Una fotografia puntuale e precisa della situazione delle parrocchie in tempo di covid da parte del Vescovo Nazzareno Marconi

Bella, davvero bella la lettera pastorale del nostro Vescovo Nazzareno, una fotografia puntuale e precisa della situazione che stanno vivendo le parrocchie oggi in tempo di covid. E’ certamente un tempo nuovo, che nessuno si sarebbe mai immaginato di dover affrontare solo qualche mese fa, ovviamente anche per la Chiesa e per le parrocchie, un tempo che ci invita tutti a riflettere sul senso della vita e sulla missione della Chiesa oggi alla luce di grandi cambiamenti, in atto e futuri, nella nostra società.
Tanti gli spunti interessanti illustrati dal Vescovo Nazzareno: sicuramente lo è quello riguardante l’evangelizzazione dei giovani ed il rapporto tra giovani e carità, l’esigenza di “aprire” il cuore dei ragazzi al servizio, all’attenzione nei confronti di chi ha più bisogno (“Che tutta la Diocesi si impegni a favorire il coinvolgimento dei giovani nella azione caritativa“).

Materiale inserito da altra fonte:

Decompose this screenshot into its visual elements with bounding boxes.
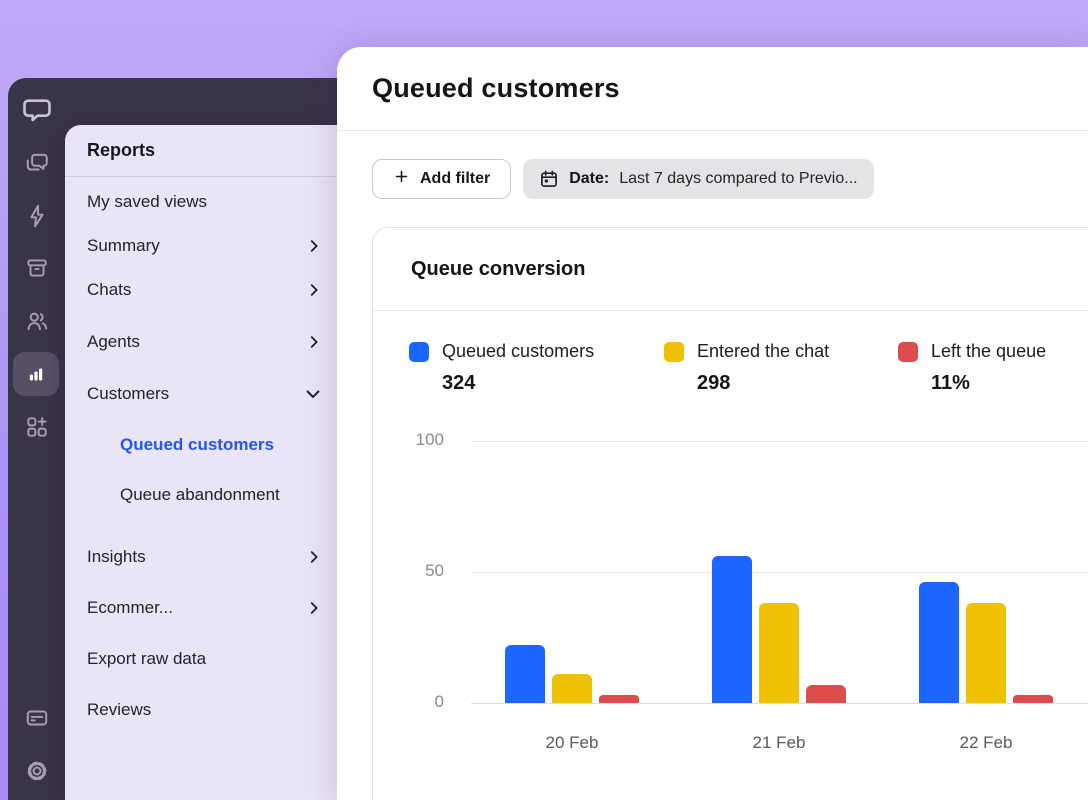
nav-item-chats[interactable]: Chats bbox=[65, 268, 337, 312]
chevron-right-icon bbox=[305, 548, 323, 566]
legend-label: Left the queue bbox=[931, 341, 1046, 362]
legend-swatch bbox=[409, 342, 429, 362]
chevron-right-icon bbox=[305, 599, 323, 617]
rail-item-settings[interactable] bbox=[8, 758, 65, 784]
nav-item-insights[interactable]: Insights bbox=[65, 531, 337, 582]
legend-value: 11% bbox=[931, 372, 1046, 395]
nav-item-label: My saved views bbox=[87, 192, 207, 212]
date-filter-value: Last 7 days compared to Previo... bbox=[619, 170, 857, 188]
rail-item-livechat-logo[interactable] bbox=[8, 92, 65, 128]
plus-icon bbox=[393, 168, 410, 190]
nav-item-label: Summary bbox=[87, 236, 160, 256]
app-sidebar-rail bbox=[8, 78, 65, 800]
chevron-down-icon bbox=[303, 384, 323, 404]
chart-legend: Queued customers324Entered the chat298Le… bbox=[373, 311, 1088, 395]
nav-item-label: Customers bbox=[87, 384, 169, 404]
x-axis-label-22-feb: 22 Feb bbox=[946, 733, 1026, 753]
legend-swatch bbox=[664, 342, 684, 362]
y-axis-tick-50: 50 bbox=[373, 561, 444, 581]
date-filter-label: Date: bbox=[569, 170, 609, 188]
nav-item-summary[interactable]: Summary bbox=[65, 224, 337, 268]
legend-item-queued-customers[interactable]: Queued customers 324 bbox=[409, 341, 664, 395]
reports-nav-list: My saved views Summary Chats Agents Customer… bbox=[65, 177, 337, 735]
page-title: Queued customers bbox=[372, 73, 620, 104]
card-header: Queue conversion bbox=[373, 228, 1088, 311]
nav-item-label: Export raw data bbox=[87, 649, 206, 669]
gridline-50 bbox=[471, 572, 1088, 573]
bar-21-feb-left-the-queue[interactable] bbox=[806, 685, 846, 703]
bar-chart: 100 50 0 20 Feb 21 Feb 22 Feb bbox=[373, 425, 1088, 755]
bar-21-feb-entered-the-chat[interactable] bbox=[759, 603, 799, 703]
bar-20-feb-entered-the-chat[interactable] bbox=[552, 674, 592, 703]
chevron-right-icon bbox=[305, 333, 323, 351]
automation-icon bbox=[24, 203, 50, 229]
legend-item-left-the-queue[interactable]: Left the queue 11% bbox=[898, 341, 1046, 395]
gridline-0 bbox=[471, 703, 1088, 704]
y-axis-tick-100: 100 bbox=[373, 430, 444, 450]
archives-icon bbox=[24, 255, 50, 281]
nav-item-label: Insights bbox=[87, 547, 146, 567]
chevron-right-icon bbox=[305, 281, 323, 299]
legend-label: Entered the chat bbox=[697, 341, 829, 362]
bar-20-feb-queued-customers[interactable] bbox=[505, 645, 545, 703]
billing-icon bbox=[24, 705, 50, 731]
rail-item-archives[interactable] bbox=[8, 255, 65, 281]
rail-item-automation[interactable] bbox=[8, 203, 65, 229]
nav-item-customers[interactable]: Customers bbox=[65, 368, 337, 420]
legend-item-entered-the-chat[interactable]: Entered the chat 298 bbox=[664, 341, 898, 395]
nav-item-label: Chats bbox=[87, 280, 131, 300]
app-window: Reports My saved views Summary Chats Agents… bbox=[0, 0, 1088, 800]
card-title: Queue conversion bbox=[411, 258, 586, 281]
add-filter-button[interactable]: Add filter bbox=[372, 159, 511, 199]
rail-item-reports[interactable] bbox=[13, 352, 59, 396]
livechat-logo-icon bbox=[22, 95, 52, 125]
date-filter-chip[interactable]: Date: Last 7 days compared to Previo... bbox=[523, 159, 873, 199]
reports-sidebar: Reports My saved views Summary Chats Agents… bbox=[65, 125, 337, 800]
bar-22-feb-entered-the-chat[interactable] bbox=[966, 603, 1006, 703]
settings-icon bbox=[24, 758, 50, 784]
rail-item-apps[interactable] bbox=[8, 414, 65, 440]
chevron-right-icon bbox=[305, 237, 323, 255]
rail-item-chats[interactable] bbox=[8, 150, 65, 176]
filter-row: Add filter Date: Last 7 days compared to… bbox=[372, 159, 1088, 199]
page-header: Queued customers bbox=[337, 47, 1088, 131]
reports-sidebar-title: Reports bbox=[65, 125, 337, 177]
legend-value: 324 bbox=[442, 372, 664, 395]
nav-item-label: Reviews bbox=[87, 700, 151, 720]
gridline-100 bbox=[471, 441, 1088, 442]
legend-value: 298 bbox=[697, 372, 898, 395]
nav-item-queued-customers[interactable]: Queued customers bbox=[65, 420, 337, 470]
rail-item-customers[interactable] bbox=[8, 308, 65, 334]
nav-item-queue-abandonment[interactable]: Queue abandonment bbox=[65, 470, 337, 520]
x-axis-label-20-feb: 20 Feb bbox=[532, 733, 612, 753]
main-panel: Queued customers Add filter Date: L bbox=[337, 47, 1088, 800]
nav-item-export-raw-data[interactable]: Export raw data bbox=[65, 633, 337, 684]
nav-item-label: Queue abandonment bbox=[120, 485, 280, 505]
bar-20-feb-left-the-queue[interactable] bbox=[599, 695, 639, 703]
nav-item-reviews[interactable]: Reviews bbox=[65, 684, 337, 735]
bar-22-feb-queued-customers[interactable] bbox=[919, 582, 959, 703]
legend-label: Queued customers bbox=[442, 341, 594, 362]
legend-swatch bbox=[898, 342, 918, 362]
customers-icon bbox=[24, 308, 50, 334]
nav-item-label: Queued customers bbox=[120, 435, 274, 455]
calendar-icon bbox=[539, 169, 559, 189]
nav-item-agents[interactable]: Agents bbox=[65, 316, 337, 368]
queue-conversion-card: Queue conversion Queued customers324Ente… bbox=[372, 227, 1088, 800]
x-axis-label-21-feb: 21 Feb bbox=[739, 733, 819, 753]
nav-item-my-saved-views[interactable]: My saved views bbox=[65, 180, 337, 224]
bar-21-feb-queued-customers[interactable] bbox=[712, 556, 752, 703]
nav-item-label: Ecommer... bbox=[87, 598, 173, 618]
reports-icon bbox=[24, 362, 48, 386]
add-filter-label: Add filter bbox=[420, 170, 490, 188]
bar-22-feb-left-the-queue[interactable] bbox=[1013, 695, 1053, 703]
nav-item-label: Agents bbox=[87, 332, 140, 352]
nav-item-ecommer[interactable]: Ecommer... bbox=[65, 582, 337, 633]
apps-icon bbox=[24, 414, 50, 440]
y-axis-tick-0: 0 bbox=[373, 692, 444, 712]
chats-icon bbox=[24, 150, 50, 176]
rail-item-billing[interactable] bbox=[8, 705, 65, 731]
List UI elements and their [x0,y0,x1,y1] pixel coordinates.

Molto significative anche le parole rivolte all’annuncio del Vangelo: “Questo significa, Evangelizzare a partire dal kerigma, come esorta Papa Francesco. Non si tratta di ripetere ossessivamente una formula: “Gesù è morto e risorto per salvarti!”, ma di farne comprendere e sperimentare esistenzialmente il significato: il Gesù che scopro ascoltando il Vangelo non è lontano nel tempo e nello spazio da me, ma è vivo e presente nella mia vita, si interessa di me, e con la potenza della sua resurrezione e la forza dello spirito Santo che mi dona, agisce concretamente nella mia vita per operare la salvezza. Non solo una salvezza che renda la mia vita realizzata in pieno quando sarò in cielo, ma l’inizio concreto e reale di questa pienezza già qui sulla
terra, mescolata però come dice Gesù con grande realismo, con croci e persecuzioni. Il kerigma infatti
annuncia che la vita con Dio può essere bella e piena di significato anche se è attraversata dall’ombra
della croce e dal mistero della sofferenza innocente, purché sia vissuta in unione profonda con Gesù
e con i fratelli in quella famiglia della fede che si chiama la Chiesa
”.

Grazie Eccellenza per l’ennesima “perla”: sarà una guida utilissima per il riavvio delle attività pastorali per la nuova stagione, covid permettendo.